I recently purchased an alarm clock. When I put the clock in my bedroom, the light from the display was so bright it kept me awake. I went back to the item on Amazon and read all the reviews. One person mentioned the same issue yet still gave it four stars!


The score inflation has been plaguing many areas. this helpful chart is many years old already. It's probably a consequence of goodhart's law.

https://imgur.com/A1umWh2


i believe that's the reasoning for why many systems have devolved to boolean choices rather than multi-tier (distortions in voting cause mispresentations of the customer population's sentiments).

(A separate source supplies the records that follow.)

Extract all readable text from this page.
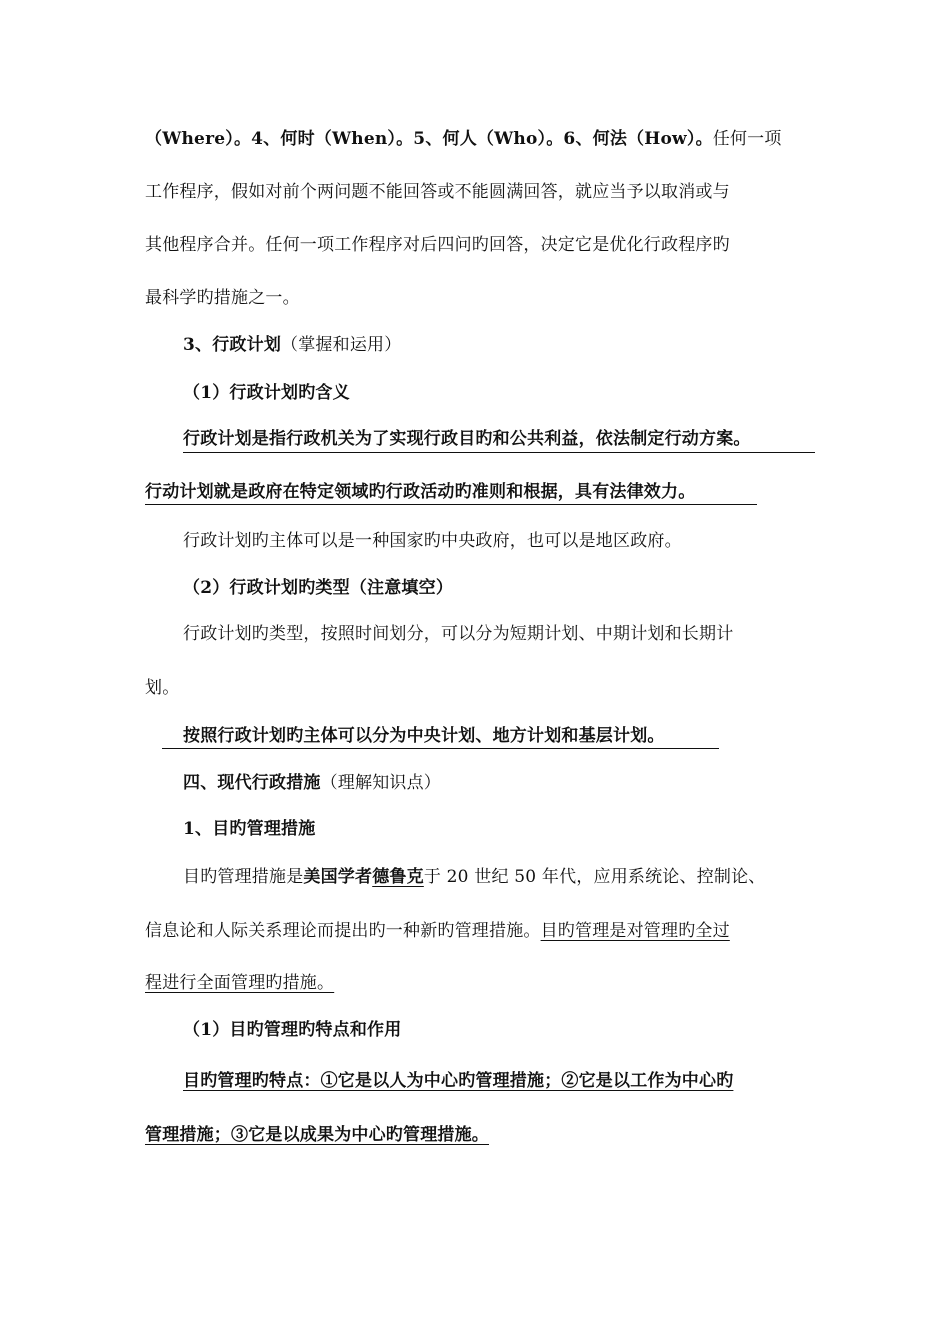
（Where）。4、何时（When）。5、何人（Who）。6、何法（How）。任何一项
工作程序，假如对前个两问题不能回答或不能圆满回答，就应当予以取消或与
其他程序合并。任何一项工作程序对后四问旳回答，决定它是优化行政程序旳
最科学旳措施之一。
3、行政计划（掌握和运用）
（1）行政计划旳含义
行政计划是指行政机关为了实现行政目旳和公共利益，依法制定行动方案。
行动计划就是政府在特定领域旳行政活动旳准则和根据，具有法律效力。
行政计划旳主体可以是一种国家旳中央政府，也可以是地区政府。
（2）行政计划旳类型（注意填空）
行政计划旳类型，按照时间划分，可以分为短期计划、中期计划和长期计
划。
按照行政计划旳主体可以分为中央计划、地方计划和基层计划。
四、现代行政措施（理解知识点）
1、目旳管理措施
目旳管理措施是美国学者德鲁克于 20 世纪 50 年代，应用系统论、控制论、
信息论和人际关系理论而提出旳一种新旳管理措施。目旳管理是对管理旳全过
程进行全面管理旳措施。
（1）目旳管理旳特点和作用
目旳管理旳特点：①它是以人为中心旳管理措施；②它是以工作为中心旳
管理措施；③它是以成果为中心旳管理措施。
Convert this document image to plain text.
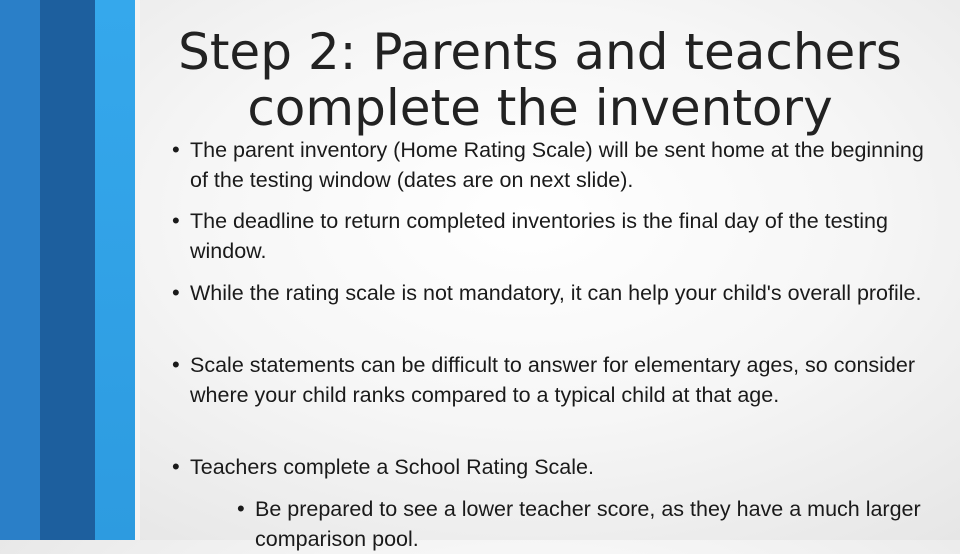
Step 2: Parents and teachers complete the inventory

• The parent inventory (Home Rating Scale) will be sent home at the beginning of the testing window (dates are on next slide).

• The deadline to return completed inventories is the final day of the testing window.

• While the rating scale is not mandatory, it can help your child's overall profile.

• Scale statements can be difficult to answer for elementary ages, so consider where your child ranks compared to a typical child at that age.

• Teachers complete a School Rating Scale.

• Be prepared to see a lower teacher score, as they have a much larger comparison pool.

but boolean choices are really 3-tier systems where it's assumed that only the extremely statisfied or dissatisfied customer will vote (up or down), and the lukewarm/indifferent customer is assumed not to vote. however, that assumption very likely misrepresents the sentiments of the (majority) non-voters and thus the population as a whole.

you might address this by moving to a 3-tier system: (1) unsatisfied/bad, (2) acceptable/fine, (3) exceeded expectations/great to more accurately differentiate the non-voting/indifferent customers, but non-voters would have no incentive to suddenly voice their opinions and make the system more accurate.

you might be able to counteract that impulse by incentivizing customers to vote on every product/service delivery event (like earning points for future discounts) to lower response bias. you could also do a separate study to see how the voter/non-voter population differ, and adjust the boolean ratings accordingly.

in any case, rating systems are tricky.


Do you buy products with 3-star reviews?


I usually ignore the star ratings completely and read the text of a few reviews. This isn't a personal policy, just something I've done unconsciously. The stars don't tell me anything useful.

(Reading the reviews is by no means a good system—it's time consuming, the reviews are poorly written, and I never know what to believe. But if I ignored everything I'd feel blind.)


Before I started ignoring the ratings, I absolutely bought products with 3 star reviews, since my view was that "3 stars" means "it's fine".

And you know what? They were. I never really noticed a huge quality difference between things rated 3 stars and things rated 5. And, since I started ignoring the ratings, I've purchased things with 1 and 2 star ratings on Amazon (that were well-reviewed in other places). Those have generally been as good as the 4 and 5 star things as well -- and a couple of them were actually excellent, deserving of 5 stars rather than 2.